An aside: Sending structured data to Observe in Python is very simple; we just print a JSON object to the standard out and pick it up from the container logs. parse_json does the rest when building our datasets.

# python
# make API request
startTime = datetime.datetime.now()
answer = openai.ChatCompletion.create(
   model = HELP_MODEL_NAME, temperature = temperature,
   messages = messages)
# log time and structured data
endTime = datetime.datetime.now()
print(endTime, json.dumps({
   “event”:”question answered”,
   “question”:question,
   “previous”:previousQuestions,
   “answer”:answer[“choices”][0][“message”][“content”],
   “session”:sessionId,
   “duration”:(endTime-startTime).total_seconds()}), flush=True)

// OPAL
// parse the data into a JSON object – cut out the date
make_col obj:parse_json(substr(log, 26))
// project to top-level columns for convenience
make_col event:string(obj.event),
   session:string(obj.session),
   question:string(obj.question),
   answer:string(obj.answer),
   previousQs:array(obj.previous),
   duration:duration(obj.duration)

Thoughts, and What’s Next


One fascinating aspect of teaching GPT models about Observe is the phenomenon of “hallucinations.” In language model terms, a hallucination occurs when the model predicts something that sounds plausible but doesn’t exist in reality. Though they can be quite bothersome when accuracy is crucial (and why you shouldn’t use ChatGPT as a reference library!), some hallucinations reveal hidden truths. In fact, a few of them exposed feature gaps in our system by attempting to use features that should’ve existed but didn’t, for whatever reason. 

Filling some of these gaps turned out to be relatively simple, and we ended up modifying the system to align with the model’s suggestions.
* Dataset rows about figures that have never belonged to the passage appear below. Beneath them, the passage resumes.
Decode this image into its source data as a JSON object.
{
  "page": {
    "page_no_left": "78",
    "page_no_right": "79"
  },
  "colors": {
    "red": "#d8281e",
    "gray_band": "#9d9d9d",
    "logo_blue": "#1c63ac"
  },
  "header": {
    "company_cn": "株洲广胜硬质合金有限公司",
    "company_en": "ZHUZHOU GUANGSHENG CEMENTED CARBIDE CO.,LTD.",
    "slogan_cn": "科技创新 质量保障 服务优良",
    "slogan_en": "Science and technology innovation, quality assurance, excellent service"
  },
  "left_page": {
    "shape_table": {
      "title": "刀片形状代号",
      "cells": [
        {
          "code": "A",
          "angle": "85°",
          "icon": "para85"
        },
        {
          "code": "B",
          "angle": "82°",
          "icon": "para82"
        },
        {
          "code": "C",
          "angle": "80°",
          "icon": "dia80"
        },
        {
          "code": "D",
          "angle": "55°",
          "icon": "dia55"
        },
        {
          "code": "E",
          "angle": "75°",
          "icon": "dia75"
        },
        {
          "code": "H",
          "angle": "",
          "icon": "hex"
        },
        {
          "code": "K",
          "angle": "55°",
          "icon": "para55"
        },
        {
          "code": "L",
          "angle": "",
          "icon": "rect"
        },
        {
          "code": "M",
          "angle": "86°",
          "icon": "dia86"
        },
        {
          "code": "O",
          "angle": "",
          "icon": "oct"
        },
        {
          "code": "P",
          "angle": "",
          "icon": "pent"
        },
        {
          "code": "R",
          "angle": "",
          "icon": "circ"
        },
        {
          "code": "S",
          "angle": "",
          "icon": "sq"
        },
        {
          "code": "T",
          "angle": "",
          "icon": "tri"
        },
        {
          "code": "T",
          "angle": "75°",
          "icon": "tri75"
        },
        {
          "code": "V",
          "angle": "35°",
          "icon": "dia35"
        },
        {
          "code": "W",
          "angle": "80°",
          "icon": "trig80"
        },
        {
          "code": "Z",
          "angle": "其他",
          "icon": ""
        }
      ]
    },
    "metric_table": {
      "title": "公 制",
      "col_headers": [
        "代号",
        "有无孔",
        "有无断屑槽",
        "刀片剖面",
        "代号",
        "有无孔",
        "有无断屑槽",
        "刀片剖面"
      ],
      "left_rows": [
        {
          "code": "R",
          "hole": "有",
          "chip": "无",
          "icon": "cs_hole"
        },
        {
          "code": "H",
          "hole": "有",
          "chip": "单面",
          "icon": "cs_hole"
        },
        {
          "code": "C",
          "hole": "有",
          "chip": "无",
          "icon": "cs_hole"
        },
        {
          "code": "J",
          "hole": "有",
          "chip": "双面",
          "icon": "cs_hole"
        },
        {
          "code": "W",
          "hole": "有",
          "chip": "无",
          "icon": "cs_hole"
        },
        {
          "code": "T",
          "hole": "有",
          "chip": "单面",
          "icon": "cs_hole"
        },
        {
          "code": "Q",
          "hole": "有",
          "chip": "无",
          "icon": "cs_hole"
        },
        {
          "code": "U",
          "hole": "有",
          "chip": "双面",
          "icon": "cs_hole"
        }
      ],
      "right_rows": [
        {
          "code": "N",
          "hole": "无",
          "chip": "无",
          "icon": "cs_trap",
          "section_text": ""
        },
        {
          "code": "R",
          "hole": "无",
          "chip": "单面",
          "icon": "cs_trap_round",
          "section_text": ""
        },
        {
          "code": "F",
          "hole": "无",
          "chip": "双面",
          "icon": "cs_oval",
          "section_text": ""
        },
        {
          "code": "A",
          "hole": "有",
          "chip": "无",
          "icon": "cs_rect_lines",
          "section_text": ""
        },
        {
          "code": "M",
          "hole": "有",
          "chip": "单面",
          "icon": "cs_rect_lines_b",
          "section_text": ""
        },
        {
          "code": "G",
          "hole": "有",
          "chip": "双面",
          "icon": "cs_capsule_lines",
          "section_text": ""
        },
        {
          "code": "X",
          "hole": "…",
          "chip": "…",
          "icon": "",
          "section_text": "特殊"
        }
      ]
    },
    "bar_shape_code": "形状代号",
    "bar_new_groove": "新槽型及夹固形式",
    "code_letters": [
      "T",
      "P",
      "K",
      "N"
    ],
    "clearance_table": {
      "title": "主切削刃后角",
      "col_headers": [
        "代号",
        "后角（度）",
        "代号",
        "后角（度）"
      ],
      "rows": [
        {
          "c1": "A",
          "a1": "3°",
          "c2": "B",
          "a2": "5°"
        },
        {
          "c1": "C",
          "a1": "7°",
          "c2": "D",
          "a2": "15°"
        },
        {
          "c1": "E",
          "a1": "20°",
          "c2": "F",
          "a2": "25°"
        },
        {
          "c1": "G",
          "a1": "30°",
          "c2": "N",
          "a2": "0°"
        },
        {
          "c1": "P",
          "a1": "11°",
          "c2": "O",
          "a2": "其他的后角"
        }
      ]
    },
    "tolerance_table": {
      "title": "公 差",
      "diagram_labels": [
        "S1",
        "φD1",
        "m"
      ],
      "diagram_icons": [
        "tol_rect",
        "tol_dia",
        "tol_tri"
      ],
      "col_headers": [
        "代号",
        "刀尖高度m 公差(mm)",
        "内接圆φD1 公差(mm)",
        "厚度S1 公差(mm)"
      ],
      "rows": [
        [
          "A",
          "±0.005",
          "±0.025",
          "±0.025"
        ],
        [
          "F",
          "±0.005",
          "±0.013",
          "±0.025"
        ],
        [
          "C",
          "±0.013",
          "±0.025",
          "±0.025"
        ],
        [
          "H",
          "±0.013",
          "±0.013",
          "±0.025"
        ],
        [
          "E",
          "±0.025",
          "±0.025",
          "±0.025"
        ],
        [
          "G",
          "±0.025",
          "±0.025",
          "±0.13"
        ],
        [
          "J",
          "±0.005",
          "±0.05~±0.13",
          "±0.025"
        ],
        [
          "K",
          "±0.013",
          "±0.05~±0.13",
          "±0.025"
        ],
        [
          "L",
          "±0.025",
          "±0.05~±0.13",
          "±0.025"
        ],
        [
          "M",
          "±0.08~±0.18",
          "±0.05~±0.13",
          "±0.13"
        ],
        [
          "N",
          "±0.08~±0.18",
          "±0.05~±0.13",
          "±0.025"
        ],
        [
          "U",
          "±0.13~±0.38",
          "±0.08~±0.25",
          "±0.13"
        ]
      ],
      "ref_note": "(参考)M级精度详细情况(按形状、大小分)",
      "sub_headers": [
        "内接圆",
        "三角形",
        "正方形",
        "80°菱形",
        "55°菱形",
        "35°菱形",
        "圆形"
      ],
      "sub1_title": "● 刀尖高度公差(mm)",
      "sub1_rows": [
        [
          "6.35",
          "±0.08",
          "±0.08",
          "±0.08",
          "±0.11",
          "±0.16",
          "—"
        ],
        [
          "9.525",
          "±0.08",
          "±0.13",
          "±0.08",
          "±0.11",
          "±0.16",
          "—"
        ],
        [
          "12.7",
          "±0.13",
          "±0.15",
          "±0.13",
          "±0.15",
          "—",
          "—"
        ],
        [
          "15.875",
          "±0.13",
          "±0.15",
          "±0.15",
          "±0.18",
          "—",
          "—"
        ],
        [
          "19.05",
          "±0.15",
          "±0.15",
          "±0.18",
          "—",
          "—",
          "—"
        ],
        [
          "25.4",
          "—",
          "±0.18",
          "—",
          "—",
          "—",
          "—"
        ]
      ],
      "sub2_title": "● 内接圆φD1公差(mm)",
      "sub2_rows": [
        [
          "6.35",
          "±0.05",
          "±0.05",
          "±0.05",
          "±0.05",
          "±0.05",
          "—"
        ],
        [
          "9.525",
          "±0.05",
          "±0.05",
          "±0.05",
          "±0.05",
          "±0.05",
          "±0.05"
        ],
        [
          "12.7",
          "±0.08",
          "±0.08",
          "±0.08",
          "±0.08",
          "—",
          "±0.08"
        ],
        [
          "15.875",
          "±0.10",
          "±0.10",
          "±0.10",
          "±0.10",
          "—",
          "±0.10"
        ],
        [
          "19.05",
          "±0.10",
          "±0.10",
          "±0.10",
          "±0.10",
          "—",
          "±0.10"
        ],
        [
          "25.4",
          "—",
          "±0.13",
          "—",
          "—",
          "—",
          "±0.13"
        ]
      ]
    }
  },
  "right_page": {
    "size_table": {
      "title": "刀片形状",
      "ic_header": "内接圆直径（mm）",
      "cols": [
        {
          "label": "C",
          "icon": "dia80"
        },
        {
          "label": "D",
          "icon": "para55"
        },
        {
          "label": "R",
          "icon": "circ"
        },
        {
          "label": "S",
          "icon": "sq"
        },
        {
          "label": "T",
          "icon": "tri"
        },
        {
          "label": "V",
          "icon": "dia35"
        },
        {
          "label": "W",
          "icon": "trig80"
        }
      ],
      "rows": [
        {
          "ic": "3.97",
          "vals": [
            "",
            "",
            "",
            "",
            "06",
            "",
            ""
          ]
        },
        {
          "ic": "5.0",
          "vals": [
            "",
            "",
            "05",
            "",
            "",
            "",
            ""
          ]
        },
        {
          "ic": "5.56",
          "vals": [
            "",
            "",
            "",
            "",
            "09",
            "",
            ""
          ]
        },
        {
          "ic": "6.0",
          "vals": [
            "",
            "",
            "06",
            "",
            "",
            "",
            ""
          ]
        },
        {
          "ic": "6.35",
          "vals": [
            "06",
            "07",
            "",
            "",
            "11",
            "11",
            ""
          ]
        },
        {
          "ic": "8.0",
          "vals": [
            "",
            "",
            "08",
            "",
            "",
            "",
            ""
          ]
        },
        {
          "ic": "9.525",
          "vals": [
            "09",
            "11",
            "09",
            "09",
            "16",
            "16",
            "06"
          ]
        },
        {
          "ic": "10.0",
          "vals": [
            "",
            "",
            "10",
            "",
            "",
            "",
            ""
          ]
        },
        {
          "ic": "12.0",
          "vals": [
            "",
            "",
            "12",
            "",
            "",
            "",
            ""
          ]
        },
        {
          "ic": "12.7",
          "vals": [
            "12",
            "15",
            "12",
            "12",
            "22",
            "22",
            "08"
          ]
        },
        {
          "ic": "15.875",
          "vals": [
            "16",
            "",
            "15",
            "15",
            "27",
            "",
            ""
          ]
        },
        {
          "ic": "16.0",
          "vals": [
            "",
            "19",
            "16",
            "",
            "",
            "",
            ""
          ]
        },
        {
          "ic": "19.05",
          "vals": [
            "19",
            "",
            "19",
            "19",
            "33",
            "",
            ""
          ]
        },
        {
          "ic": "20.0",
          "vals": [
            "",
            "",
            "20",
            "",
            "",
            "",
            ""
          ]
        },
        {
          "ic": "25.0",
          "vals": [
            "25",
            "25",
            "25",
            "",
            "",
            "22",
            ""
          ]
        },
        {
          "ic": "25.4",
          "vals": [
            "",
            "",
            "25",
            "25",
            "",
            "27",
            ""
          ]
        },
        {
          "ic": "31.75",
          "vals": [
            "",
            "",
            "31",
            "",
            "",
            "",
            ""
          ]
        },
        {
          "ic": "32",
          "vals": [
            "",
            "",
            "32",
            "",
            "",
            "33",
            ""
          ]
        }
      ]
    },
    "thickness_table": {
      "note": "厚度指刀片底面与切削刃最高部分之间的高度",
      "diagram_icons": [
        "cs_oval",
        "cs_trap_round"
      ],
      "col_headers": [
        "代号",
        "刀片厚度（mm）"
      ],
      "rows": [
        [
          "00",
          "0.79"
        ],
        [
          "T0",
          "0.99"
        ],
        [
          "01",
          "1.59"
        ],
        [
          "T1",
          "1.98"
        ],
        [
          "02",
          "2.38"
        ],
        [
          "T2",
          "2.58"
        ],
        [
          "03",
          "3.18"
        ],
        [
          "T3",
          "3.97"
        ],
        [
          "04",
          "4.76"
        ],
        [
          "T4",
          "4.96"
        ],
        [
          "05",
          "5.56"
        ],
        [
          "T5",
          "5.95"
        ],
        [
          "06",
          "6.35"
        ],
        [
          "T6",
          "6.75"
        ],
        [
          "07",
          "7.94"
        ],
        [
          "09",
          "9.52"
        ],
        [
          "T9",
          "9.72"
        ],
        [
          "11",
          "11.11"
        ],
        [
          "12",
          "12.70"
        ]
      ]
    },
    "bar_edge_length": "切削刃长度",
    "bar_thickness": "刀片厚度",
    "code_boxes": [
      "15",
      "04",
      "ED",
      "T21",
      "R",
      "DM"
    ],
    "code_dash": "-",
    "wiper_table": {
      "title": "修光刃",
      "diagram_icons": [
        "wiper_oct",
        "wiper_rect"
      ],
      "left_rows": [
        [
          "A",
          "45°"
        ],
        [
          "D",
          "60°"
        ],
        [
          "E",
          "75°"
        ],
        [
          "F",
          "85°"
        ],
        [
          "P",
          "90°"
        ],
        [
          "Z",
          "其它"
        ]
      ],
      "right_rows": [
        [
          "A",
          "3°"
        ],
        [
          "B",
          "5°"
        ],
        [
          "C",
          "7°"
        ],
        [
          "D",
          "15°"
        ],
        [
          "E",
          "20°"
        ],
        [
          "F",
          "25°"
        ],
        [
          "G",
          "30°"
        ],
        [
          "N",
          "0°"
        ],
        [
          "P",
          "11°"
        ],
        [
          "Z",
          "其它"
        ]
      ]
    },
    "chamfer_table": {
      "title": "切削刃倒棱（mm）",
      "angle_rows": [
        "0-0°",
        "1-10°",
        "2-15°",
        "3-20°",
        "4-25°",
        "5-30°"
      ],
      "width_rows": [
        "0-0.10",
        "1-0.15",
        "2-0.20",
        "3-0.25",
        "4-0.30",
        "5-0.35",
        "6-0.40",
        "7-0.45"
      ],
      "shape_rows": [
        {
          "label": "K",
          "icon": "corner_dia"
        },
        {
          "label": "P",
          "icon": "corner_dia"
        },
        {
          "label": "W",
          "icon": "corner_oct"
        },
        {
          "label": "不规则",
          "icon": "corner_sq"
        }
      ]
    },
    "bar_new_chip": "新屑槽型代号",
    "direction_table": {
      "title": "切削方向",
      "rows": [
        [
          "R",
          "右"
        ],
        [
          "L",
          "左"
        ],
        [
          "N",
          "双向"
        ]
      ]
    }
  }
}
Now, for instance, you can add flags after the trailing slash in a regular expression, without resorting to match_regex() and its third argument. So, perhaps it’s time to welcome our new robot product manager overlords with open arms!

filter match_regex(log, /error/, ‘i’) // old annoying way
filter log ~ /error/i                 // new cool way

There’s a Co-Pilot part of this assistant suite, where we use the GPT-4 model to generate OPAL code in worksheets. I often find these suggestions quite helpful, and getting that to work well has its particular challenges, that I hope to talk about in a future blog post. With this feature now accessible to everyone, we’re eager to witness more “helpful” than “not helpful” buttons being clicked. We’ll continuously improve its strengths, tackle shortcomings, and ensure that Observe helps you conquer even the most daunting observability obstacles.

AI generated image of a telescope (midjourney)

Sure, the tech is still in its early days, and we face hurdles like context size limitations and occasional slow API responses. Yet, it’s clear that this feature can truly enhance the way you interact with the platform. We’re genuinely excited, as it appears we’re at the very beginning of a new way of helping engineers and other observability users around the world!